La Corde est un thriller en huis clos d’Alfred Hitchcock et son premier film en couleur. Basé sur une pièce de théâtre, le film tend à se rapprocher d’un long plan-séquence, mais il s’agit avant tout de plusieurs longs plans regroupés, avec des raccords pas toujours glorieux, et même parfois grossier (la caméra plonge dans le dos d’un personnage et en ressort une seconde après).
L’histoire raconte le pacte entre deux hommes qui, ayant tué un troisième sous le prétexte d’une théorie de classes supérieure et inférieure des hommes, donne une réception auprès de leur entourage sur les lieux du crime et en présence du cadavre dissimulé.
Le film a cela d’extraordinaire, qu’il nous met particulièrement mal à l’aise. Un sentiment exacerbé par l’horreur du discours ayant guidé le meurtre, qui se rapporte à une certaine idéologie hitlérienne des plus abjectes, mais aussi par le contexte qui prend en otage le spectateur: on se demande en effet si l’on souhaite ou non que le cadavre soit découvert, et cette idée a quelque chose de vertigineux. Une intention qui relève presque de l’exploit dans sa réussite, une fois encore, Hitchcock révèle tout son génie.
Même si l’intention fonctionne, je dois dire que le suspens ne m’a pas convaincu, en tout cas je ne classerais pas de moi-même ce film dans le genre Thriller. Sans doute parce que j’ai eu du mal à m’identifier aux personnages qui développent des concepts répugnants, et qui ne nous donnent pas envie de prendre en empathie, difficile de ressentir une tension, une attente pour ces protagonistes... L’enquête est aussi un peu poussive et manque de subtilité sur les faits.
Je n’aime pas particulièrement les huis clos et ce film fait les frais de ce modèle. Il ne se passe pas grand-chose, et on a une lourde impression de stagnation.

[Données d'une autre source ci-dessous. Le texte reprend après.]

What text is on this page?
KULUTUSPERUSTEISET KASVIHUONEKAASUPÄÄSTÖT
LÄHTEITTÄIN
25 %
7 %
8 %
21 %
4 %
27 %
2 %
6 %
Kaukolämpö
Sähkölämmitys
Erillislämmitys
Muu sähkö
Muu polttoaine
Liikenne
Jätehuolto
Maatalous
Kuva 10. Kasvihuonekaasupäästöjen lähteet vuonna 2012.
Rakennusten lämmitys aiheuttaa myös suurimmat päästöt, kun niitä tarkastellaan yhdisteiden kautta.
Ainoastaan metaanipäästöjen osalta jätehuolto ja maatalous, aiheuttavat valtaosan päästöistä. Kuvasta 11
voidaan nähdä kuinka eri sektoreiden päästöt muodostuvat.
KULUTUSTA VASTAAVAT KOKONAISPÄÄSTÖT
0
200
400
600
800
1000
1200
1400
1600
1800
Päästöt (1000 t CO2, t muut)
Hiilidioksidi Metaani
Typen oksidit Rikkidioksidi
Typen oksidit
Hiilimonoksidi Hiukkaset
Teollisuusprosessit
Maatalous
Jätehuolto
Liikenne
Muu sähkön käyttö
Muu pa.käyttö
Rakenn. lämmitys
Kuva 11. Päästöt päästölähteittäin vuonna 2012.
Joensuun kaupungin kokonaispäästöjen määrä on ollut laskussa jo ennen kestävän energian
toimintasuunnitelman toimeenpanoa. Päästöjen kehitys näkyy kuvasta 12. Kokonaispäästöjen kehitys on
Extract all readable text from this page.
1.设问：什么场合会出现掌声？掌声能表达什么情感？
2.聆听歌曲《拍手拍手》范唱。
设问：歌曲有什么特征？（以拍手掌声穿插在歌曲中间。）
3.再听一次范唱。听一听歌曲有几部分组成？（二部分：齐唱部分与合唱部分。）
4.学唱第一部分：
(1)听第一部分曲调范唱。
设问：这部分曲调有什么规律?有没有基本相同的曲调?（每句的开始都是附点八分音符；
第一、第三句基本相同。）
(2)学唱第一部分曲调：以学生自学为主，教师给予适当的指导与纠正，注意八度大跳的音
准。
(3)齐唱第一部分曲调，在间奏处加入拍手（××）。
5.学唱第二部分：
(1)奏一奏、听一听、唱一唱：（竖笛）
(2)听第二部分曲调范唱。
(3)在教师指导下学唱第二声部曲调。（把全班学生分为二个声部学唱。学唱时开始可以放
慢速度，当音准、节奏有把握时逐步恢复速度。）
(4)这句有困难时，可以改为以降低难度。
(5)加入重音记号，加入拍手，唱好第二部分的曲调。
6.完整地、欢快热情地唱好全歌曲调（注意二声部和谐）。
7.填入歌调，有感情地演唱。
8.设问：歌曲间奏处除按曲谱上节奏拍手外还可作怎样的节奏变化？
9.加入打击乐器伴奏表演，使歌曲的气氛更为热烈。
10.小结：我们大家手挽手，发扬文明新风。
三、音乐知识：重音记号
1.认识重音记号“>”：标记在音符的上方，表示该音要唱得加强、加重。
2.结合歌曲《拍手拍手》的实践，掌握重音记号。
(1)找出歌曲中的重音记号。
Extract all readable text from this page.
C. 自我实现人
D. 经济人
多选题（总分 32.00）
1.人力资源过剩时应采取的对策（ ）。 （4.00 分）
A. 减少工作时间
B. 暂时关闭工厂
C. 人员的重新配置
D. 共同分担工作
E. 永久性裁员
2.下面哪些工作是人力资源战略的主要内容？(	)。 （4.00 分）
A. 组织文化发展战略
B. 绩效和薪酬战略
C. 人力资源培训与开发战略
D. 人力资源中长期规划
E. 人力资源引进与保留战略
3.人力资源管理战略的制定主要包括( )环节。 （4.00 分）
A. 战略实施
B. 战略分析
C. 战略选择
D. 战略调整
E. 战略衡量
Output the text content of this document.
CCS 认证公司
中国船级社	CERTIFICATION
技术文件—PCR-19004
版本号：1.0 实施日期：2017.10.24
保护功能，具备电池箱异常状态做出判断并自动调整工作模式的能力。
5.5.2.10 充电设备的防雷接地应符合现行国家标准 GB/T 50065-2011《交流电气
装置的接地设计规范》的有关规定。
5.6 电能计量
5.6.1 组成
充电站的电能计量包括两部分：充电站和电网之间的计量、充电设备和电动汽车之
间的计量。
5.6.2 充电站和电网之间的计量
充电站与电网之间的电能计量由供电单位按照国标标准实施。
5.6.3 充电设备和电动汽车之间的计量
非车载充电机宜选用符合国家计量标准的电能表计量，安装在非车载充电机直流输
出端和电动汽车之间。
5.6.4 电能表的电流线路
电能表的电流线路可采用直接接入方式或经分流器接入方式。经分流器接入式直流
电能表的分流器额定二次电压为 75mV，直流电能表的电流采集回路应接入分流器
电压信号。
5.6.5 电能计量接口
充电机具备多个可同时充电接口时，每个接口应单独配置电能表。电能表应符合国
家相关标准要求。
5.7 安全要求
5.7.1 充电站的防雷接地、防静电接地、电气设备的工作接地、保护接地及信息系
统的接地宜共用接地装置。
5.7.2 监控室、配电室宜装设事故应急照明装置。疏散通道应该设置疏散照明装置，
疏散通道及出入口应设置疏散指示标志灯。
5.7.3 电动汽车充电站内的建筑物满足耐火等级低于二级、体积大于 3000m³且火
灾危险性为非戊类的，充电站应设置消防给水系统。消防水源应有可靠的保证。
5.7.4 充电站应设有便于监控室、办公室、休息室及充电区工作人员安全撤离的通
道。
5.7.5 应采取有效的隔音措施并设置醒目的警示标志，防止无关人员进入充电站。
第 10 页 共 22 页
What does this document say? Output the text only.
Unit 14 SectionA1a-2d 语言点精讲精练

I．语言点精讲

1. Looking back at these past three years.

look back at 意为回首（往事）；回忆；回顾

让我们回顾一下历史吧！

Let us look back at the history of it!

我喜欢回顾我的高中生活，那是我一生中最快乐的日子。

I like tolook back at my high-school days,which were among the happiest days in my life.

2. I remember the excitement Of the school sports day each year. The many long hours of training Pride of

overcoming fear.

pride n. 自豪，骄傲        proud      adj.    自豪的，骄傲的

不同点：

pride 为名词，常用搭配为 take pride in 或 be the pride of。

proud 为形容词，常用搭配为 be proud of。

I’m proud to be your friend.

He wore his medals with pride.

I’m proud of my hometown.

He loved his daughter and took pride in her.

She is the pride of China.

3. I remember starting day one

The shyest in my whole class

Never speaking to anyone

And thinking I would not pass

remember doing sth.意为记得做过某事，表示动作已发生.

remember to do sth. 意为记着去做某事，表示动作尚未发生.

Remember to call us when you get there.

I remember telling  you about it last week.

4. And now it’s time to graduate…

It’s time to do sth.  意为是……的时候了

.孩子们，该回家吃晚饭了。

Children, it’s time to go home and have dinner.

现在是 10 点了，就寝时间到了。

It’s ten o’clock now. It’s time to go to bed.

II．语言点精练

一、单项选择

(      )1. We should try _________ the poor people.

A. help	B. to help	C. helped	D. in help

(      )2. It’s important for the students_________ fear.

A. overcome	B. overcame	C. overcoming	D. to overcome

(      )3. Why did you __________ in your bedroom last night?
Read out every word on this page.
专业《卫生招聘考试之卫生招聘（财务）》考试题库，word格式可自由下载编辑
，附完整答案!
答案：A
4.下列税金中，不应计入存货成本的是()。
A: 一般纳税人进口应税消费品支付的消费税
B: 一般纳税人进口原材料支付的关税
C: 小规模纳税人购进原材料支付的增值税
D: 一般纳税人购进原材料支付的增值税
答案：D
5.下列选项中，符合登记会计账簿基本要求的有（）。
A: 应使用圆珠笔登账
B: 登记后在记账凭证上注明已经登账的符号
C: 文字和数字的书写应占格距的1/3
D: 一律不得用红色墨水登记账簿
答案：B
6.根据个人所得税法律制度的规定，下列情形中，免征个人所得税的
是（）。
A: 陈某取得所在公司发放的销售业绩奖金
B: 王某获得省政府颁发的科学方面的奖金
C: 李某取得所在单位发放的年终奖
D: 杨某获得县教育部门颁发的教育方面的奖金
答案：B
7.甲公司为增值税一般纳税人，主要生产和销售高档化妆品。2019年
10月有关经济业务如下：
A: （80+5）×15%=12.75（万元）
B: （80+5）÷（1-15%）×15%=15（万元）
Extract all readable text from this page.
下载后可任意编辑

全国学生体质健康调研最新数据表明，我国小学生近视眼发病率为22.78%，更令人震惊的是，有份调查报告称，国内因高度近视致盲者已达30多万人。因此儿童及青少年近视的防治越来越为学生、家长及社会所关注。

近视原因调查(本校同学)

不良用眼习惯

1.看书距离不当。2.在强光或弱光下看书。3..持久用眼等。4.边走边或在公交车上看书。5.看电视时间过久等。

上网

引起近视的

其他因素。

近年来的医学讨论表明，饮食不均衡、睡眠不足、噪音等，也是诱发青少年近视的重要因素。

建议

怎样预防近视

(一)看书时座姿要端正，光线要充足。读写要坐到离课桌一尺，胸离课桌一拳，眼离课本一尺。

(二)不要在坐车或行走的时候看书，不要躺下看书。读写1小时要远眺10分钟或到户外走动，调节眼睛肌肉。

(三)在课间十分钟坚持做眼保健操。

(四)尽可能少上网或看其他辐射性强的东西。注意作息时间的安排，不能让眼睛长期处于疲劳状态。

Les personnages sont géniaux. Leurs définitions peu communes en font le clou du spectacle. J’apprécie de plus en plus James Stewart, que je finis par trouver vraiment exceptionnel. Il est très bon, et à un charisme fou. Il est exceptionnel ici, dans le rôle de l’enquêteur perspicace, un peu gênant avec ses questions. Le duo John Dall et Farley Granger m’a convaincu, même si John Dall manque parfois de naturelle (mais bon en même temps il joue un meurtrier, tordu et cynique). Le reste du casting est aussi satisfaisant.
J’ai aimé ce film, mais je n’en ferais pas plus d’éloges. Peut-être que mon sentiment de gêne était justement le but recherché par le réalisateur, si c’est le cas, il a réussi son pari. Pour autant, j'ai préféré les autres films de Hitchcock que j'ai vue jusqu'à présent.